My advice to those trying to grow their social media… keep your look and feel of your social media consistent. Keep it clean and appealing. Try to find a look or feel for your page that matches the look and feel of your shop. If you look at my Instagram feed, it’s all very light and bright. I keep a theme of the teal color and light greys from my stand. I like it looking crisp and tidy, yet soft (if that makes sense). Post at least every other day, and use hashtags! Tag your coffee roaster, or other companies whose products may have gone into your product in the drink. Sometimes they will repost your post which helps to boost you as well! And when posting, try posting what is referred to as a “call to action”, something that gets customers to engage and interact. Ask a question! The more people interact with your posts, the better your visibility is.

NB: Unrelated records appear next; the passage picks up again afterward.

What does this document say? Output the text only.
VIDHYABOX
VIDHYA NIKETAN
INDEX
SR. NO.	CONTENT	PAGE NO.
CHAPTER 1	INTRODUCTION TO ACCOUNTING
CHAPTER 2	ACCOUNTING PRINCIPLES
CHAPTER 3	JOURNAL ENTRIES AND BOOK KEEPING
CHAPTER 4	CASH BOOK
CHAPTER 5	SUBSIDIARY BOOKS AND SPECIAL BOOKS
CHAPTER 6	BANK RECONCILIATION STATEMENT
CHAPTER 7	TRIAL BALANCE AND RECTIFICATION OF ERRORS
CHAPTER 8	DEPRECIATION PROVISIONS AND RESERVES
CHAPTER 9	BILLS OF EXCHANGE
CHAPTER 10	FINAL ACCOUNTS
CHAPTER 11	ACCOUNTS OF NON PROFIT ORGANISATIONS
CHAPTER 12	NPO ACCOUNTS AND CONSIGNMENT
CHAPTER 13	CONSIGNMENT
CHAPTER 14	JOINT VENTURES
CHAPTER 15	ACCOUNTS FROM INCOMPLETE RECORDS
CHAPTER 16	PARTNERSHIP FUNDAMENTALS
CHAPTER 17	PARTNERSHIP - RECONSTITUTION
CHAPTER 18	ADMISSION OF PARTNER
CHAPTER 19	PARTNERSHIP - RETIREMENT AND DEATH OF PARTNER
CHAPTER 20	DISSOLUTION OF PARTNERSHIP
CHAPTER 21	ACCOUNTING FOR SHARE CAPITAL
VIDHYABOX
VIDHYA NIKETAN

If you were starting over, would you do anything differently?
If I was to start over, I’d just look into building an actual brick and mortar stand. Mine is technically considered a mobile unit because it is on wheels and can be moved, but we are parked in one location and do not plan to move. But dealing with grey water tanks and fresh water tanks, hoses to fill, hoses to drain… it’s a lot of work and frustrating at times! Ha. I wish I was just plumbed in.
What’s the most challenging part of running your business that most people wouldn’t expect?
The most challenging part is just not being able to kick myself out of work mode. I’m constantly working. Starting out is a very bumpy ride with lots of issues popping up here and there. Lots of figuring things out as we go.
Where do you see independent coffee shops going in the next 5-10 years?
As for where I see shops going? With COVID, who knows. It’s so sad to see so many places closing, but I hope that a good chunk of us can make it through and thrive despite everything going on. People think I was crazy opening mine in the middle of the pandemic, but I seem to be doing just fine so far.